Once fully assembled, ULA says these several parts will enable Vulcan to "exceed the capability" of today's Atlas V. Moreover, with ACES inserted, Vulcan will match "the current capability of the Delta IV Heavy, which carries the largest payloads for our most critical customers" -- and at a lower cost.

All that remains now is to figure out who will build the parts.

So, who will build them?
Primarily intended to replace Lockheed Martin's (LMT -0.71%) Russian-engine-dependent Atlas V, the Vulcan will mostly be a Lockheed Martin project. But with its eventual capability of replacing Boeing's Delta IV Heavy as well, the new rocket will be a joint venture between both of America's aerospace giants. The picture of who will help them build the actual rocket engines, too, has gotten a whole lot clearer in recent weeks.
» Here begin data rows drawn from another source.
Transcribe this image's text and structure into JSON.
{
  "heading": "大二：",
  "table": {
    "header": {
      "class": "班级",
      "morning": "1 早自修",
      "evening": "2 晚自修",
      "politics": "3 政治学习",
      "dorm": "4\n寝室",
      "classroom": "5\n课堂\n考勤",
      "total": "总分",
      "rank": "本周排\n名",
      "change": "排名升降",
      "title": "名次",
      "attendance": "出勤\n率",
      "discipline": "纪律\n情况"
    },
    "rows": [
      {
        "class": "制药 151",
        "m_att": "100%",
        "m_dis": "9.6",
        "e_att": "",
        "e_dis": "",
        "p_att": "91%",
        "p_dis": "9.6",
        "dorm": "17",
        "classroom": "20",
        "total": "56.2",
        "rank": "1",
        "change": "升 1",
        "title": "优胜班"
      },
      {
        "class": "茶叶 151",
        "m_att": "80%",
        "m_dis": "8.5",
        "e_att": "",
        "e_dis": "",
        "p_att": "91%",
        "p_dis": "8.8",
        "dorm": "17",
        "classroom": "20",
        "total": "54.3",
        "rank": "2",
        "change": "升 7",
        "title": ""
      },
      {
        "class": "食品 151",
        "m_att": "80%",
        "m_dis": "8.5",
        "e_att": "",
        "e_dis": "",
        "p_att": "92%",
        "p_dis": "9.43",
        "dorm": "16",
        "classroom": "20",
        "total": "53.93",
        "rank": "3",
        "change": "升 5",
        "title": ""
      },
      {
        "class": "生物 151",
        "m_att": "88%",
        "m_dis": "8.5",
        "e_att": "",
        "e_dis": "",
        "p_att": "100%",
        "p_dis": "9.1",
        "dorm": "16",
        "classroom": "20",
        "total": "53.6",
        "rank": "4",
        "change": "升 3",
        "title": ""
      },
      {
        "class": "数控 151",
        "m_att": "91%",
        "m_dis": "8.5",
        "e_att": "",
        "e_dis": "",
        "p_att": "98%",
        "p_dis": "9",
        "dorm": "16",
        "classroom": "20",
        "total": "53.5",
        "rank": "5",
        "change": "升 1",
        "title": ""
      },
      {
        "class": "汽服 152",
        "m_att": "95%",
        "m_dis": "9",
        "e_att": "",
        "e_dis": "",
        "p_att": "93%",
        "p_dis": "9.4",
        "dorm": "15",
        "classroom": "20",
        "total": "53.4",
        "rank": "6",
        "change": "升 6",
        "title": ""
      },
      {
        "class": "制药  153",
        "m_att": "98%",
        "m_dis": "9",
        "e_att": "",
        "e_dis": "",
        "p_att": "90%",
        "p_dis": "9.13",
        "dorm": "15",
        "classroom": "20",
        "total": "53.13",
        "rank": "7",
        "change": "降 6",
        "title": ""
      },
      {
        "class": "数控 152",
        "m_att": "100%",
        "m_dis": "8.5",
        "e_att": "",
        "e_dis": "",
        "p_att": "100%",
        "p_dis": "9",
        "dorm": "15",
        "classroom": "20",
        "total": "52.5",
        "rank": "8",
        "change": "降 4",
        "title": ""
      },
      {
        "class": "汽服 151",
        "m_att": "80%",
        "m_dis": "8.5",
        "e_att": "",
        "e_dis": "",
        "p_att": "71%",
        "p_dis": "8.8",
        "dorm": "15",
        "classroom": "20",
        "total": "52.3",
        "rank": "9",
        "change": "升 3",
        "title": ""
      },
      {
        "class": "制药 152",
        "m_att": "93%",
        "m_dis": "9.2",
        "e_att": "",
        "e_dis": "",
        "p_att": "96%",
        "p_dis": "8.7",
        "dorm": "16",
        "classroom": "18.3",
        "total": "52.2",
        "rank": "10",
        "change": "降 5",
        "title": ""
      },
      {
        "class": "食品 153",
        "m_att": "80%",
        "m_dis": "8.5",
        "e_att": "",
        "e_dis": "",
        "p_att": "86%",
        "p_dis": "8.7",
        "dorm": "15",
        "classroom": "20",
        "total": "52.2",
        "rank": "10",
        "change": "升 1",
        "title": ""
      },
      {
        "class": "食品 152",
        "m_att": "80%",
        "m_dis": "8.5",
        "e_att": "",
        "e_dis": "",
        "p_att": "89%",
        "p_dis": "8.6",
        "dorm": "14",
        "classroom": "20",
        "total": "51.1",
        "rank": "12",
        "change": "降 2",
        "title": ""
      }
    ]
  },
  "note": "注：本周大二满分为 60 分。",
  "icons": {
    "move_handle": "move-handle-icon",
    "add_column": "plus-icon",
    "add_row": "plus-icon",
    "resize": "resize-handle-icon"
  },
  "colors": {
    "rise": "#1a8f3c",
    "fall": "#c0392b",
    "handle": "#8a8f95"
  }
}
Earlier this month, Lockheed Martin announced plans to "expand production capabilities for the American-made BE-4 engine that will power the Vulcan next-generation launch system." BE-4 is a methane-and-liquid oxygen-fueled engine being developed by Jeff Bezos's privately funded Blue Origin rocket venture. It's competing with an AR1 rocket under development by Aerojet Rocketdyne (AJRD).

Lockheed Martin's announcement makes it clear that it prefers the former engine over the latter to power Vulcan's first stage. But what about the second stage, and what about the solid rocket boosters that will ring around Vulcan at liftoff?

This week, ULA announced a second "strategic partnership," this time with rocket tech company Orbital ATK (OA). According to this release, Orbital ATK will become the "sole provider" of solid rocket boosters for Vulcan, with production to commence "immediately." According to ULA, Orbital ATK's design for the solid rocket boosters "will significantly lower the price" of this piece of Vulcan.

Interestingly, ULA went one step further in making this announcement, confirming that it will use Orbital ATK's solid rocket boosters on both the Vulcan and the Atlas V (so long as it remains in service). The "sole provider" language tells us, without saying so explicitly, that Aerojet Rocketdyne's services will no longer be required in this regard. 

What it means to investors
Taken together, this seems a solid one-two punch against Aerojet Rocketdyne. On one hand, Blue Origin is well on its way to capturing the main engine business on Vulcan. On the other hand, Orbital ATK is set to swipe Aerojet Rocketdyne's solid rocket booster business -- from Vulcan and from Atlas V. As early as "late 2018," Aerojet Rocketdyne could be out of the booster business.

At this point in time, it seems all that remains for Aerojet Rocketdyne is its legacy role as the supplier of RL10 liquid-fueled rockets on the Centaur second stage of Vulcan -- and even that business is not secure. With Centaur set to go away as soon as ACES is up to speed, Aerojet must compete for, and win, a place within ACES, or it could find itself out of the Vulcan project entirely.

The takeaway for Aerojet Rocketdyne shareholders? Things are not looking good, and the pressure on Aerojet to raise its bid significantly, and buy ULA entirely -- probably overpaying in the process -- just got intense.

ULA getting rid of its Russian RD-180 ROCKET ENGINEs was supposed to be good news for American rocket-makers like Aerojet Rocketdyne. That story has now changed. Source: Wikimedia Commons.